Tuesday, February 05, 2008

Red Folder FOUND

Well, in a random box in the corner of the garage, miraculously not a sodden random box, was my legal sized fedex folder and red "important" folder. Thank you God, thank you those who prayed.

The irony? My property tax bill (what inspired this whole thing) was *not* there, neither was my car registration. SO the search for those goes on (for record only, I am not too worried about them). BUT some very very important things were in that folder so the lucky thing is... it really was important to find that.

Monday, February 04, 2008

Saturday, February 02, 2008

Where have all the flowers gone?


I'm tired. Steve's tired. We're all tired. The displaced clothes piled up in laundry baskets (otherwise known as our entire wardrobes) are still lining the master bedroom. As expected, this causes much confusion over what is dirty laundry and what is wearable.
It's like... everything is sort of en route to getting done but its taking twenty times longer than it would have a year ago.

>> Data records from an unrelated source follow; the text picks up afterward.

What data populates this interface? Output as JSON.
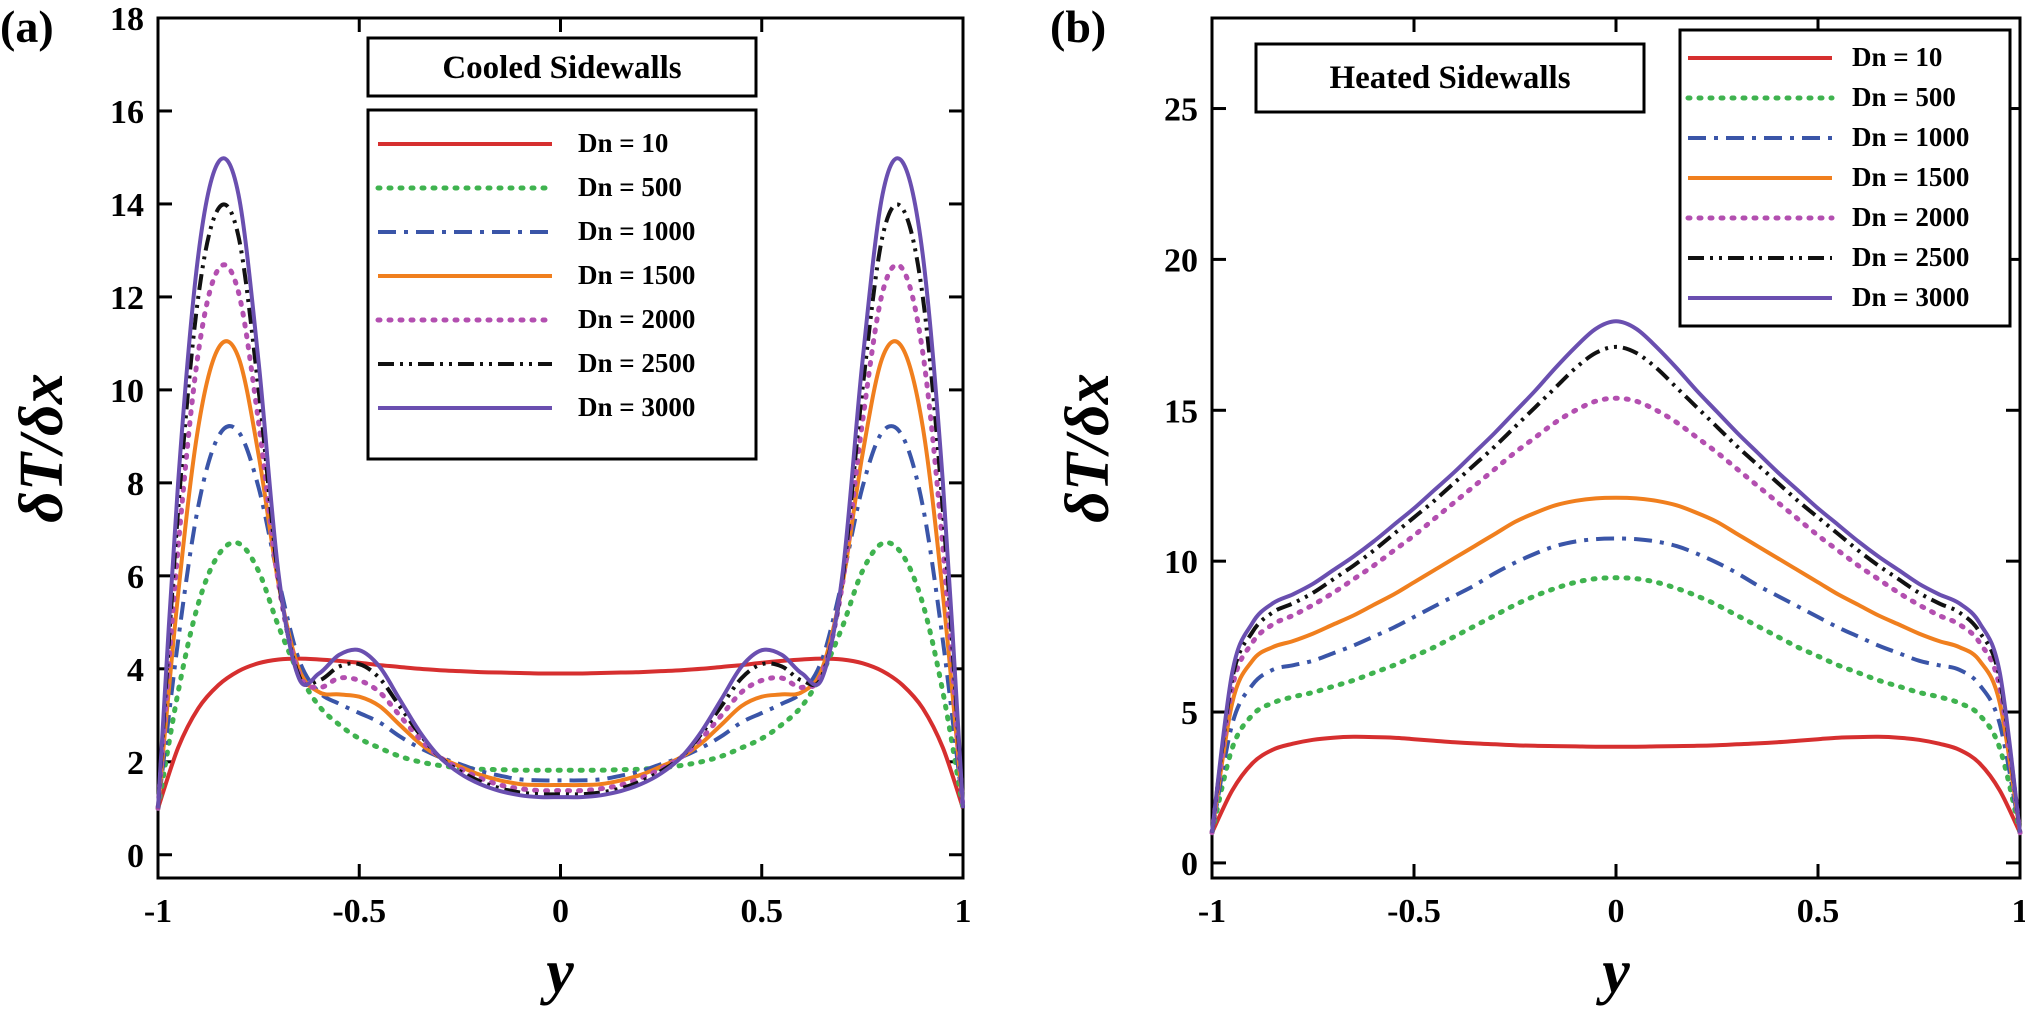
{
  "chart_data": [
    {
      "type": "line",
      "panel_label": "(a)",
      "title": "Cooled Sidewalls",
      "xlabel": "y",
      "ylabel": "δT/δx",
      "xlim": [
        -1,
        1
      ],
      "ylim": [
        -0.5,
        18
      ],
      "xticks": [
        -1,
        -0.5,
        0,
        0.5,
        1
      ],
      "xtick_labels": [
        "-1",
        "-0.5",
        "0",
        "0.5",
        "1"
      ],
      "yticks": [
        0,
        2,
        4,
        6,
        8,
        10,
        12,
        14,
        16,
        18
      ],
      "ytick_labels": [
        "0",
        "2",
        "4",
        "6",
        "8",
        "10",
        "12",
        "14",
        "16",
        "18"
      ],
      "legend_position": "upper-center",
      "x": [
        -1,
        -0.95,
        -0.9,
        -0.85,
        -0.8,
        -0.75,
        -0.7,
        -0.65,
        -0.6,
        -0.55,
        -0.5,
        -0.45,
        -0.4,
        -0.35,
        -0.3,
        -0.25,
        -0.2,
        -0.15,
        -0.1,
        -0.05,
        0,
        0.05,
        0.1,
        0.15,
        0.2,
        0.25,
        0.3,
        0.35,
        0.4,
        0.45,
        0.5,
        0.55,
        0.6,
        0.65,
        0.7,
        0.75,
        0.8,
        0.85,
        0.9,
        0.95,
        1
      ],
      "series": [
        {
          "name": "Dn = 10",
          "values": [
            1.0,
            2.3,
            3.15,
            3.65,
            3.95,
            4.12,
            4.2,
            4.22,
            4.2,
            4.17,
            4.13,
            4.08,
            4.04,
            4.0,
            3.97,
            3.95,
            3.93,
            3.92,
            3.91,
            3.9,
            3.9,
            3.9,
            3.91,
            3.92,
            3.93,
            3.95,
            3.97,
            4.0,
            4.04,
            4.08,
            4.13,
            4.17,
            4.2,
            4.22,
            4.2,
            4.12,
            3.95,
            3.65,
            3.15,
            2.3,
            1.0
          ]
        },
        {
          "name": "Dn = 500",
          "values": [
            1.0,
            3.5,
            5.4,
            6.45,
            6.7,
            6.1,
            4.9,
            3.9,
            3.2,
            2.8,
            2.5,
            2.3,
            2.12,
            2.0,
            1.92,
            1.87,
            1.84,
            1.83,
            1.82,
            1.82,
            1.82,
            1.82,
            1.82,
            1.83,
            1.84,
            1.87,
            1.92,
            2.0,
            2.12,
            2.3,
            2.5,
            2.8,
            3.2,
            3.9,
            4.9,
            6.1,
            6.7,
            6.45,
            5.4,
            3.5,
            1.0
          ]
        },
        {
          "name": "Dn = 1000",
          "values": [
            1.0,
            4.6,
            7.5,
            9.0,
            9.1,
            7.9,
            5.9,
            4.2,
            3.5,
            3.25,
            3.05,
            2.85,
            2.55,
            2.3,
            2.1,
            1.95,
            1.8,
            1.7,
            1.62,
            1.6,
            1.6,
            1.6,
            1.62,
            1.7,
            1.8,
            1.95,
            2.1,
            2.3,
            2.55,
            2.85,
            3.05,
            3.25,
            3.5,
            4.2,
            5.9,
            7.9,
            9.1,
            9.0,
            7.5,
            4.6,
            1.0
          ]
        },
        {
          "name": "Dn = 1500",
          "values": [
            1.0,
            5.6,
            9.2,
            10.9,
            10.7,
            8.6,
            5.8,
            4.0,
            3.5,
            3.45,
            3.4,
            3.2,
            2.8,
            2.4,
            2.1,
            1.9,
            1.72,
            1.6,
            1.52,
            1.5,
            1.5,
            1.5,
            1.52,
            1.6,
            1.72,
            1.9,
            2.1,
            2.4,
            2.8,
            3.2,
            3.4,
            3.45,
            3.5,
            4.0,
            5.8,
            8.6,
            10.7,
            10.9,
            9.2,
            5.6,
            1.0
          ]
        },
        {
          "name": "Dn = 2000",
          "values": [
            1.0,
            6.6,
            10.8,
            12.6,
            12.1,
            9.3,
            5.8,
            3.9,
            3.6,
            3.8,
            3.75,
            3.5,
            3.0,
            2.5,
            2.1,
            1.85,
            1.65,
            1.5,
            1.42,
            1.38,
            1.38,
            1.38,
            1.42,
            1.5,
            1.65,
            1.85,
            2.1,
            2.5,
            3.0,
            3.5,
            3.75,
            3.8,
            3.6,
            3.9,
            5.8,
            9.3,
            12.1,
            12.6,
            10.8,
            6.6,
            1.0
          ]
        },
        {
          "name": "Dn = 2500",
          "values": [
            1.0,
            7.4,
            12.0,
            13.9,
            13.3,
            10.0,
            5.9,
            3.85,
            3.75,
            4.05,
            4.1,
            3.8,
            3.2,
            2.6,
            2.1,
            1.8,
            1.58,
            1.43,
            1.34,
            1.3,
            1.3,
            1.3,
            1.34,
            1.43,
            1.58,
            1.8,
            2.1,
            2.6,
            3.2,
            3.8,
            4.1,
            4.05,
            3.75,
            3.85,
            5.9,
            10.0,
            13.3,
            13.9,
            12.0,
            7.4,
            1.0
          ]
        },
        {
          "name": "Dn = 3000",
          "values": [
            1.0,
            8.0,
            12.9,
            14.9,
            14.2,
            10.6,
            6.0,
            3.8,
            3.9,
            4.3,
            4.4,
            4.05,
            3.35,
            2.65,
            2.1,
            1.75,
            1.52,
            1.37,
            1.28,
            1.24,
            1.24,
            1.24,
            1.28,
            1.37,
            1.52,
            1.75,
            2.1,
            2.65,
            3.35,
            4.05,
            4.4,
            4.3,
            3.9,
            3.8,
            6.0,
            10.6,
            14.2,
            14.9,
            12.9,
            8.0,
            1.0
          ]
        }
      ]
    },
    {
      "type": "line",
      "panel_label": "(b)",
      "title": "Heated Sidewalls",
      "xlabel": "y",
      "ylabel": "δT/δx",
      "xlim": [
        -1,
        1
      ],
      "ylim": [
        -0.5,
        28
      ],
      "xticks": [
        -1,
        -0.5,
        0,
        0.5,
        1
      ],
      "xtick_labels": [
        "-1",
        "-0.5",
        "0",
        "0.5",
        "1"
      ],
      "yticks": [
        0,
        5,
        10,
        15,
        20,
        25
      ],
      "ytick_labels": [
        "0",
        "5",
        "10",
        "15",
        "20",
        "25"
      ],
      "legend_position": "top-right",
      "x": [
        -1,
        -0.95,
        -0.9,
        -0.85,
        -0.8,
        -0.75,
        -0.7,
        -0.65,
        -0.6,
        -0.55,
        -0.5,
        -0.45,
        -0.4,
        -0.35,
        -0.3,
        -0.25,
        -0.2,
        -0.15,
        -0.1,
        -0.05,
        0,
        0.05,
        0.1,
        0.15,
        0.2,
        0.25,
        0.3,
        0.35,
        0.4,
        0.45,
        0.5,
        0.55,
        0.6,
        0.65,
        0.7,
        0.75,
        0.8,
        0.85,
        0.9,
        0.95,
        1
      ],
      "series": [
        {
          "name": "Dn = 10",
          "values": [
            1.0,
            2.4,
            3.3,
            3.75,
            3.95,
            4.08,
            4.15,
            4.18,
            4.17,
            4.15,
            4.1,
            4.05,
            4.0,
            3.96,
            3.93,
            3.9,
            3.88,
            3.87,
            3.86,
            3.85,
            3.85,
            3.85,
            3.86,
            3.87,
            3.88,
            3.9,
            3.93,
            3.96,
            4.0,
            4.05,
            4.1,
            4.15,
            4.17,
            4.18,
            4.15,
            4.08,
            3.95,
            3.75,
            3.3,
            2.4,
            1.0
          ]
        },
        {
          "name": "Dn = 500",
          "values": [
            1.0,
            3.8,
            4.9,
            5.3,
            5.5,
            5.65,
            5.85,
            6.05,
            6.3,
            6.55,
            6.85,
            7.15,
            7.5,
            7.85,
            8.2,
            8.55,
            8.85,
            9.1,
            9.3,
            9.42,
            9.45,
            9.42,
            9.3,
            9.1,
            8.85,
            8.55,
            8.2,
            7.85,
            7.5,
            7.15,
            6.85,
            6.55,
            6.3,
            6.05,
            5.85,
            5.65,
            5.5,
            5.3,
            4.9,
            3.8,
            1.0
          ]
        },
        {
          "name": "Dn = 1000",
          "values": [
            1.0,
            4.6,
            5.9,
            6.4,
            6.55,
            6.7,
            6.95,
            7.2,
            7.5,
            7.8,
            8.15,
            8.5,
            8.85,
            9.2,
            9.6,
            9.95,
            10.25,
            10.5,
            10.65,
            10.73,
            10.75,
            10.73,
            10.65,
            10.5,
            10.25,
            9.95,
            9.6,
            9.2,
            8.85,
            8.5,
            8.15,
            7.8,
            7.5,
            7.2,
            6.95,
            6.7,
            6.55,
            6.4,
            5.9,
            4.6,
            1.0
          ]
        },
        {
          "name": "Dn = 1500",
          "values": [
            1.0,
            5.3,
            6.7,
            7.15,
            7.35,
            7.6,
            7.9,
            8.2,
            8.55,
            8.9,
            9.3,
            9.7,
            10.1,
            10.5,
            10.9,
            11.3,
            11.6,
            11.85,
            12.0,
            12.08,
            12.1,
            12.08,
            12.0,
            11.85,
            11.6,
            11.3,
            10.9,
            10.5,
            10.1,
            9.7,
            9.3,
            8.9,
            8.55,
            8.2,
            7.9,
            7.6,
            7.35,
            7.15,
            6.7,
            5.3,
            1.0
          ]
        },
        {
          "name": "Dn = 2000",
          "values": [
            1.0,
            5.8,
            7.3,
            7.9,
            8.2,
            8.55,
            8.95,
            9.4,
            9.85,
            10.35,
            10.85,
            11.4,
            11.95,
            12.5,
            13.05,
            13.6,
            14.1,
            14.6,
            15.0,
            15.3,
            15.4,
            15.3,
            15.0,
            14.6,
            14.1,
            13.6,
            13.05,
            12.5,
            11.95,
            11.4,
            10.85,
            10.35,
            9.85,
            9.4,
            8.95,
            8.55,
            8.2,
            7.9,
            7.3,
            5.8,
            1.0
          ]
        },
        {
          "name": "Dn = 2500",
          "values": [
            1.0,
            6.1,
            7.65,
            8.3,
            8.6,
            8.95,
            9.4,
            9.85,
            10.35,
            10.9,
            11.45,
            12.0,
            12.6,
            13.2,
            13.8,
            14.45,
            15.1,
            15.75,
            16.4,
            16.9,
            17.1,
            16.9,
            16.4,
            15.75,
            15.1,
            14.45,
            13.8,
            13.2,
            12.6,
            12.0,
            11.45,
            10.9,
            10.35,
            9.85,
            9.4,
            8.95,
            8.6,
            8.3,
            7.65,
            6.1,
            1.0
          ]
        },
        {
          "name": "Dn = 3000",
          "values": [
            1.0,
            6.3,
            7.95,
            8.6,
            8.9,
            9.25,
            9.7,
            10.15,
            10.65,
            11.2,
            11.75,
            12.35,
            12.95,
            13.6,
            14.25,
            14.95,
            15.65,
            16.4,
            17.1,
            17.7,
            17.95,
            17.7,
            17.1,
            16.4,
            15.65,
            14.95,
            14.25,
            13.6,
            12.95,
            12.35,
            11.75,
            11.2,
            10.65,
            10.15,
            9.7,
            9.25,
            8.9,
            8.6,
            7.95,
            6.3,
            1.0
          ]
        }
      ]
    }
  ],
  "series_styles": [
    {
      "color": "#d62f2f",
      "dash": "solid"
    },
    {
      "color": "#3fb34f",
      "dash": "dotted"
    },
    {
      "color": "#3a55a8",
      "dash": "dashdot"
    },
    {
      "color": "#f07f1e",
      "dash": "solid"
    },
    {
      "color": "#b34fb0",
      "dash": "dotted"
    },
    {
      "color": "#111111",
      "dash": "dashdotdot"
    },
    {
      "color": "#6a4fb0",
      "dash": "solid"
    }
  ]
}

Steve's got a closet system that he's installing... slowly. And oddly enough getting the new tv hooked up for the Superbowl has taken priority.
I feel snippy, like I really want to start a fight, but he's just so gosh darn sadly tired looking, I don't have the heart. Or maybe I just don't have the energy myself.
The thing is, when the tv is hooked up and the clothes sorted, will I appreciate it? Most likely it will be a passing thought of praise as I think about the roof leaking and the garage leaking and the leaks that come up through the floors and how I don't want to spend money on those things... How I want a backyard that I probably won't use nearly as much as I should... about how I should finish the kitchen... about how I'm going to cover my shift at school... about how I should get walking and running and how my hair is driving me up the wall and how we have Jack's first shots on Friday and on and on and on...

Just take today I suppose, right now... and... go to sleep. That's my motto.